April 6, 2018 at 1:53 p.m.
OUR LADY OF FATIMA
Delanson marks golden jubilee
In rural Schenectady County, where cross burnings occurred during the 1920s to protest Catholic influence, a small mission church flourished and eventually became an independent parish.
On May 4, the members of Our Lady of Fatima in Delanson celebrated their 50th anniversary as a parish during a Mass celebrated by Bishop Howard J. Hubbard with Rev. David Mickiewicz, pastor.
In 1872, the parish began as a mission of St. Vincent de Paul parish in Cobleskill. Rev.
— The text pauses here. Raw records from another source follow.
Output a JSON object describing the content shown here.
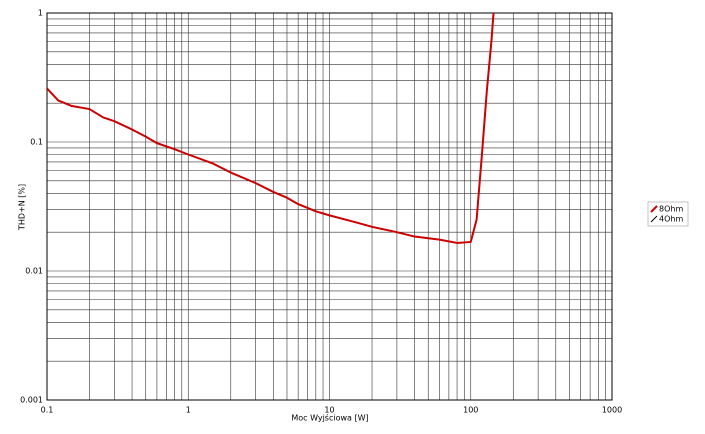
{
  "chart_data": {
    "type": "line",
    "x_label": "Moc Wyjściowa [W]",
    "y_label": "THD+N [%]",
    "x": [
      0.1,
      0.12,
      0.15,
      0.2,
      0.25,
      0.3,
      0.4,
      0.5,
      0.6,
      0.8,
      1,
      1.5,
      2,
      3,
      4,
      5,
      6,
      8,
      10,
      15,
      20,
      30,
      40,
      60,
      80,
      100,
      110,
      120,
      130,
      140,
      145
    ],
    "series": [
      {
        "name": "8Ohm",
        "color": "#cc0000",
        "values": [
          0.26,
          0.21,
          0.19,
          0.18,
          0.155,
          0.145,
          0.125,
          0.11,
          0.098,
          0.088,
          0.08,
          0.068,
          0.058,
          0.048,
          0.041,
          0.037,
          0.033,
          0.029,
          0.027,
          0.024,
          0.022,
          0.02,
          0.0185,
          0.0175,
          0.0165,
          0.0168,
          0.025,
          0.08,
          0.25,
          0.6,
          1
        ]
      },
      {
        "name": "4Ohm",
        "color": "#000000",
        "values": [
          null,
          null,
          null,
          null,
          null,
          null,
          null,
          null,
          null,
          null,
          null,
          null,
          null,
          null,
          null,
          null,
          null,
          null,
          null,
          null,
          null,
          null,
          null,
          null,
          null,
          null,
          null,
          null,
          null,
          null,
          null
        ]
      }
    ],
    "xlim": [
      0.1,
      1000
    ],
    "ylim": [
      0.001,
      1
    ],
    "xticks": [
      0.1,
      1,
      10,
      100,
      1000
    ],
    "yticks": [
      0.001,
      0.01,
      0.1,
      1
    ],
    "log_x": true,
    "log_y": true,
    "grid": true,
    "minor_grid": true,
    "legend": "right"
  }
}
John Brosman traveled by train to celebrate Mass for Catholics in the tiny village, which was named after the Delaware and Hudson Railroad. It had set up a depot in the rural farming village and still cuts directly through town.
In 1933, the mission was transferred to Ss. Peter and Paul parish in Canajoharie.
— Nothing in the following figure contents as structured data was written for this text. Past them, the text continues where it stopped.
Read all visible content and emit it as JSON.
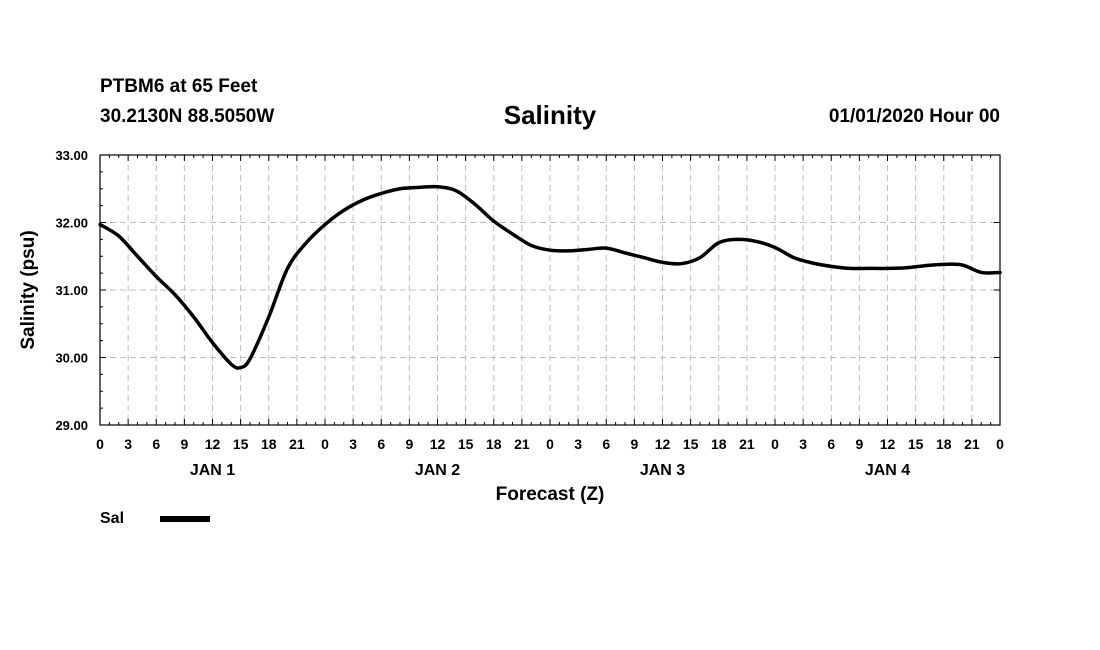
{
  "header": {
    "station": "PTBM6 at 65 Feet",
    "coords": "30.2130N 88.5050W",
    "title": "Salinity",
    "timestamp": "01/01/2020 Hour 00"
  },
  "chart_data": {
    "type": "line",
    "title": "Salinity",
    "xlabel": "Forecast (Z)",
    "ylabel": "Salinity (psu)",
    "ylim": [
      29.0,
      33.0
    ],
    "yticks": [
      29.0,
      30.0,
      31.0,
      32.0,
      33.0
    ],
    "yticklabels": [
      "29.00",
      "30.00",
      "31.00",
      "32.00",
      "33.00"
    ],
    "xlim": [
      0,
      96
    ],
    "xticklabels": [
      "0",
      "3",
      "6",
      "9",
      "12",
      "15",
      "18",
      "21",
      "0",
      "3",
      "6",
      "9",
      "12",
      "15",
      "18",
      "21",
      "0",
      "3",
      "6",
      "9",
      "12",
      "15",
      "18",
      "21",
      "0",
      "3",
      "6",
      "9",
      "12",
      "15",
      "18",
      "21",
      "0"
    ],
    "day_labels": [
      {
        "label": "JAN 1",
        "hour": 12
      },
      {
        "label": "JAN 2",
        "hour": 36
      },
      {
        "label": "JAN 3",
        "hour": 60
      },
      {
        "label": "JAN 4",
        "hour": 84
      }
    ],
    "grid": true,
    "legend_position": "bottom-left",
    "series": [
      {
        "name": "Sal",
        "color": "#000000",
        "x": [
          0,
          2,
          4,
          6,
          8,
          10,
          12,
          14,
          15,
          16,
          18,
          20,
          22,
          24,
          26,
          28,
          30,
          32,
          34,
          36,
          38,
          40,
          42,
          44,
          46,
          48,
          50,
          52,
          54,
          56,
          58,
          60,
          62,
          64,
          66,
          68,
          70,
          72,
          74,
          76,
          78,
          80,
          82,
          84,
          86,
          88,
          90,
          92,
          94,
          96
        ],
        "y": [
          31.97,
          31.8,
          31.5,
          31.2,
          30.93,
          30.6,
          30.22,
          29.9,
          29.85,
          29.98,
          30.6,
          31.32,
          31.7,
          31.97,
          32.18,
          32.33,
          32.43,
          32.5,
          32.52,
          32.53,
          32.47,
          32.27,
          32.02,
          31.83,
          31.66,
          31.59,
          31.58,
          31.6,
          31.62,
          31.55,
          31.48,
          31.41,
          31.39,
          31.48,
          31.7,
          31.75,
          31.72,
          31.63,
          31.48,
          31.4,
          31.35,
          31.32,
          31.32,
          31.32,
          31.33,
          31.36,
          31.38,
          31.37,
          31.26,
          31.26
        ]
      }
    ]
  }
}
The late Kitty Haag, one of the original parishioners and the newly established parish's Sunday school teacher in the 1950s, recalled in a parish history that crosses were burned in the Twenties to protest Catholics living in the area.
Ron Neadle remembers early Masses being celebrated at the firemen's hall. "It was about a hundred feet away from the railroad tracks," he said. "Every time a train came through, Father had to stop the Mass. There was so much noise we couldn't hear anything but the train."
Noreen Mickel recalls that rocking chairs were used not only for pews. "Several of the elderly gentlemen would bring the Sunday papers, sit in the rocking chairs and read before Mass began," she said. "It was good to be able to use the firemen's hall because it had a furnace."